When I was running down a field or rowing down a river, I was only thinking about that movement, that moment, and the breath getting me through it. There is no time to plan or worry or dwell. There is only run, step, run, step, bend, breathe.
As I worked my way through the walking meditation last week, I was struck by Sharon's words: "Experiment with pace until you find the speed that best allows you to keep your attention on the feeling of walking--the speed that allows you to remain the most mindful."
I would like to speed up until I am running down the street. Now, I don't exactly enjoy running. I actually hate it. Running was always a means to a different end for me. I ran to avoid a defender or help a teammate or score a point, never just to pay attention to my legs moving through space, the feel of the earth meeting my feet.

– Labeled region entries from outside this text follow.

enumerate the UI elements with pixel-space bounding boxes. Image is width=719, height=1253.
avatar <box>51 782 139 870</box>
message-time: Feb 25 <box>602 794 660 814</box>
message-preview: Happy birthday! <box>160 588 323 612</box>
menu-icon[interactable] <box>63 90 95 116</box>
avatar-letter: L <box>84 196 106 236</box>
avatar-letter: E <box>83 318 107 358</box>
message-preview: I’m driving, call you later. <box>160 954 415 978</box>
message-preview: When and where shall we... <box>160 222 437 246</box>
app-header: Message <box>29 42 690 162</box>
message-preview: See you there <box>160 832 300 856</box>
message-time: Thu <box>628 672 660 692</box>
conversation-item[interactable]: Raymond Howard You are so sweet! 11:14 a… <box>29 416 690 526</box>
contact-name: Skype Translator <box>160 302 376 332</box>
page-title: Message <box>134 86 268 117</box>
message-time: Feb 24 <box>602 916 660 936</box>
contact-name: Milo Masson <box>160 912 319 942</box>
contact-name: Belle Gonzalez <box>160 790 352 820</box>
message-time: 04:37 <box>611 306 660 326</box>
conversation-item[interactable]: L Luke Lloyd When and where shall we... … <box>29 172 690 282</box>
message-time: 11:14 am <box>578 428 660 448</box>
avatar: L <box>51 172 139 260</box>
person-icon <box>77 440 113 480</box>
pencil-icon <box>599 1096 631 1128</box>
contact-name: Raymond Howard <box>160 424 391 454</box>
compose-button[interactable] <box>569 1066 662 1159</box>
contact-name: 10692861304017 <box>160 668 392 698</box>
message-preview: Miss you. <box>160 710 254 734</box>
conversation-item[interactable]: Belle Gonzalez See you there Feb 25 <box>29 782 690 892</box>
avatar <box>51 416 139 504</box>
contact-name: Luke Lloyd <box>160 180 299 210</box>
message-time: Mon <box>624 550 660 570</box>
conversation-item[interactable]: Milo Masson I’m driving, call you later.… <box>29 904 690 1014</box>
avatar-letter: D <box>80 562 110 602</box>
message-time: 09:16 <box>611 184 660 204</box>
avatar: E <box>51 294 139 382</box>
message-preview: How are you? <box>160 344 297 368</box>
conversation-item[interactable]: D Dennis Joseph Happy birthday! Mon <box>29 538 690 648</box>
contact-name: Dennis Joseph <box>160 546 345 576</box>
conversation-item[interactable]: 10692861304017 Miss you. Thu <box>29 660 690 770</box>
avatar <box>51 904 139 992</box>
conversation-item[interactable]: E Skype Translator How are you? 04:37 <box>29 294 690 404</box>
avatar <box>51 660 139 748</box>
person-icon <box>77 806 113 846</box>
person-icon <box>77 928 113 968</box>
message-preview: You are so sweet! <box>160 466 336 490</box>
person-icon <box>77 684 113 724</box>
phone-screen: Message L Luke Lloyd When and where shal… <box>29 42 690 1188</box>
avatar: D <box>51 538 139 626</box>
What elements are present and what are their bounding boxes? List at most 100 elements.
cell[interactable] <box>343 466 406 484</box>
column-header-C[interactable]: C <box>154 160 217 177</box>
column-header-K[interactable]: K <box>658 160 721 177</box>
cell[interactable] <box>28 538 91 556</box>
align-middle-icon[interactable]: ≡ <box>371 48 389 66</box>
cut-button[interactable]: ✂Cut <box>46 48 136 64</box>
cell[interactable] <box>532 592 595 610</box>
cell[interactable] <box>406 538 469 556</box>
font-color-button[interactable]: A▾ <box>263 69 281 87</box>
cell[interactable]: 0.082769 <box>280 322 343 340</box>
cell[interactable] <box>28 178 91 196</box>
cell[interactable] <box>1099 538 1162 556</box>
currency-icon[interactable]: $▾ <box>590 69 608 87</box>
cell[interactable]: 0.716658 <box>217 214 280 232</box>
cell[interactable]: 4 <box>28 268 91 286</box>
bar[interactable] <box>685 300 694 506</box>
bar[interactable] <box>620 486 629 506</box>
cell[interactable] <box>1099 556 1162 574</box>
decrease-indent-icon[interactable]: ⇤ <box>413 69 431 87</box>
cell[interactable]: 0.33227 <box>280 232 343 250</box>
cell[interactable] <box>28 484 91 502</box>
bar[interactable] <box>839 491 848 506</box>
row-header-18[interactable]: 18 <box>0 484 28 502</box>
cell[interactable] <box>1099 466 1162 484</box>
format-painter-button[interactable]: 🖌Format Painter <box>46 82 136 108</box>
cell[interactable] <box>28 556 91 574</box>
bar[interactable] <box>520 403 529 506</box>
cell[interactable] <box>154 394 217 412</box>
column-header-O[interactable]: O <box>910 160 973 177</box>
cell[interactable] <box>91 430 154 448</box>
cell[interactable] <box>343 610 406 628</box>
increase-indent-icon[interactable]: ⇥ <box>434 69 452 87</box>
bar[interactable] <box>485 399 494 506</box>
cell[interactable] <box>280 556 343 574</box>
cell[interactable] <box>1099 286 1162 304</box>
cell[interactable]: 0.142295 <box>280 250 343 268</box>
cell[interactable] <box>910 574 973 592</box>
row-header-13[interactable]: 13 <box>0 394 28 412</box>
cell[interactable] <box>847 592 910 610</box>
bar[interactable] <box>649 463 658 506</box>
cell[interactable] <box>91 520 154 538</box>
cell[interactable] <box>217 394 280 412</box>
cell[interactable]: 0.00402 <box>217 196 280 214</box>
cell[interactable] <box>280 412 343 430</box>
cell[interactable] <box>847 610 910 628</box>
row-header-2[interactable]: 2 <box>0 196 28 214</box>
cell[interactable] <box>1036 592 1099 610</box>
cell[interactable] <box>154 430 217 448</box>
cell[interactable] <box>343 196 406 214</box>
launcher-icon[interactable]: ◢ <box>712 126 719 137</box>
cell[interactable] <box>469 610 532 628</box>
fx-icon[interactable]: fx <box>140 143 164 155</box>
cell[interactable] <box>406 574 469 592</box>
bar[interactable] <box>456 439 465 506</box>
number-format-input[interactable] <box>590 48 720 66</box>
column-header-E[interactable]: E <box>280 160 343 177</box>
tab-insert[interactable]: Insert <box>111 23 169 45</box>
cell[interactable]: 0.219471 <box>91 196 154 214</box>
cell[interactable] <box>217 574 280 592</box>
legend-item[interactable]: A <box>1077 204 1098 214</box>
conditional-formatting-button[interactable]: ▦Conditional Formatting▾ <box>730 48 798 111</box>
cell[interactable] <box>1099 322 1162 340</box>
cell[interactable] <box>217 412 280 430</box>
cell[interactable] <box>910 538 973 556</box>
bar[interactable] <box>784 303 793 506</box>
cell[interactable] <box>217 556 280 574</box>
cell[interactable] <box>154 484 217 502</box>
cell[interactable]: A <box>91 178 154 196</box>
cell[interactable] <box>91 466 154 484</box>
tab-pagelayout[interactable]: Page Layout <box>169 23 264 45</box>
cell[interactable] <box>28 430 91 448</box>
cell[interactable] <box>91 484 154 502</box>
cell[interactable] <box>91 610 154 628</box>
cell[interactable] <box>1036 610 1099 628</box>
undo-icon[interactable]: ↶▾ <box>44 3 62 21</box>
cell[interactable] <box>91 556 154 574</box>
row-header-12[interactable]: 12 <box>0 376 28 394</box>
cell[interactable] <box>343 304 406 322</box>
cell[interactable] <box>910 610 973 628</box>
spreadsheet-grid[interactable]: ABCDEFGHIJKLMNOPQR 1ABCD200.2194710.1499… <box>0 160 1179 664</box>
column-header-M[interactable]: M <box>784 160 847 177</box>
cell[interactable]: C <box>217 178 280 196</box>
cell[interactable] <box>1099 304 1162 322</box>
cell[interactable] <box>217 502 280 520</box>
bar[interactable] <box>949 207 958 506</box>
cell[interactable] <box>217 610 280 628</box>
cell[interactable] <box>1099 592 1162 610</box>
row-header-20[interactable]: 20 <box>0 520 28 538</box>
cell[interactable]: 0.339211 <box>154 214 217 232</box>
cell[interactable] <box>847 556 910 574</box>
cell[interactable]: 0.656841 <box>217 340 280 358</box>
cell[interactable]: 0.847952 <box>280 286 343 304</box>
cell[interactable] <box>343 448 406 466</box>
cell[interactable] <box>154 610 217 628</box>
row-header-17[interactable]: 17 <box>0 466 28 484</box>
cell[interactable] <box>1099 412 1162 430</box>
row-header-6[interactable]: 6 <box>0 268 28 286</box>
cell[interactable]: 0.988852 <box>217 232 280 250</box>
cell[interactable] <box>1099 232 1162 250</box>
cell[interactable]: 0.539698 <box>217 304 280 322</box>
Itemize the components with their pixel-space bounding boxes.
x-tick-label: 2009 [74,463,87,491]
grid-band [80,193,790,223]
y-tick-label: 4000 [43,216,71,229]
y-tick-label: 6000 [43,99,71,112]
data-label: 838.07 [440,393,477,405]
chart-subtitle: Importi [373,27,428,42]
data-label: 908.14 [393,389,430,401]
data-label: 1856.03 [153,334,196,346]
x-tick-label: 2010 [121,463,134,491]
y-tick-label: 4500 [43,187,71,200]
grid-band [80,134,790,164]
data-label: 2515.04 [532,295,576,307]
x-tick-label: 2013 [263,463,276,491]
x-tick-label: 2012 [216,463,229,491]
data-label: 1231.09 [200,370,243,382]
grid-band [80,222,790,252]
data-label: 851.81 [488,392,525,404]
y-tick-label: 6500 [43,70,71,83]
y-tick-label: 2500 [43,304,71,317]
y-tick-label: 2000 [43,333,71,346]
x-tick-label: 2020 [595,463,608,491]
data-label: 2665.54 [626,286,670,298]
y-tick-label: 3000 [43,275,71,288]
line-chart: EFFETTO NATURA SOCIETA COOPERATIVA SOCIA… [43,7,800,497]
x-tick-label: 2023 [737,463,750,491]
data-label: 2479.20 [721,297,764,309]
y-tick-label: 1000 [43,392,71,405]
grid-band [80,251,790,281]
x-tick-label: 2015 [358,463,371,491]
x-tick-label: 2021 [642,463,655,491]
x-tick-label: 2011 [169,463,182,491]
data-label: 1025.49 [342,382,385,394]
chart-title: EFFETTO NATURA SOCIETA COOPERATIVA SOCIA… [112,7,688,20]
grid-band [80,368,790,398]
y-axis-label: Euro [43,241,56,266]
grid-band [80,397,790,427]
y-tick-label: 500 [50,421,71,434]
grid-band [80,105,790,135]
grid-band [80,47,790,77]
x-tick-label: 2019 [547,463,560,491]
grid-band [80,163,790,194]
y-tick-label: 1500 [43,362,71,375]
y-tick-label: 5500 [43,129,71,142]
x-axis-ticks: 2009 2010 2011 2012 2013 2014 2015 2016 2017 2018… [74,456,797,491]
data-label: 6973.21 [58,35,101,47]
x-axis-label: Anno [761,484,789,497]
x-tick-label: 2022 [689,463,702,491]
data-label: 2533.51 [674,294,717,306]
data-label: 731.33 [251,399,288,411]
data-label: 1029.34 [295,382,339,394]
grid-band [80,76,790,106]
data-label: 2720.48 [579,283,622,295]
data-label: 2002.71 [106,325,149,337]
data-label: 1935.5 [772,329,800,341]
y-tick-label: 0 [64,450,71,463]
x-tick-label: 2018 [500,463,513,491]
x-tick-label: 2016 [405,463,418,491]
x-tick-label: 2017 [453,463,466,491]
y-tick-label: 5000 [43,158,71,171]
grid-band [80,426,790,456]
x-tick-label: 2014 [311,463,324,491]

I feel so strongly that physical exertion is missing from my life and wonder whether running purposefully could fill both my need for intense movement AND the need to slow my mind and focus?
Is there too much to pay attention to, too quickly, when running? Is exercise a separate practice from meditation? I suppose these are all questions better placed in a tweet chat or an email, but it's been on my mind a lot of late, particularly on this 65 degree February day!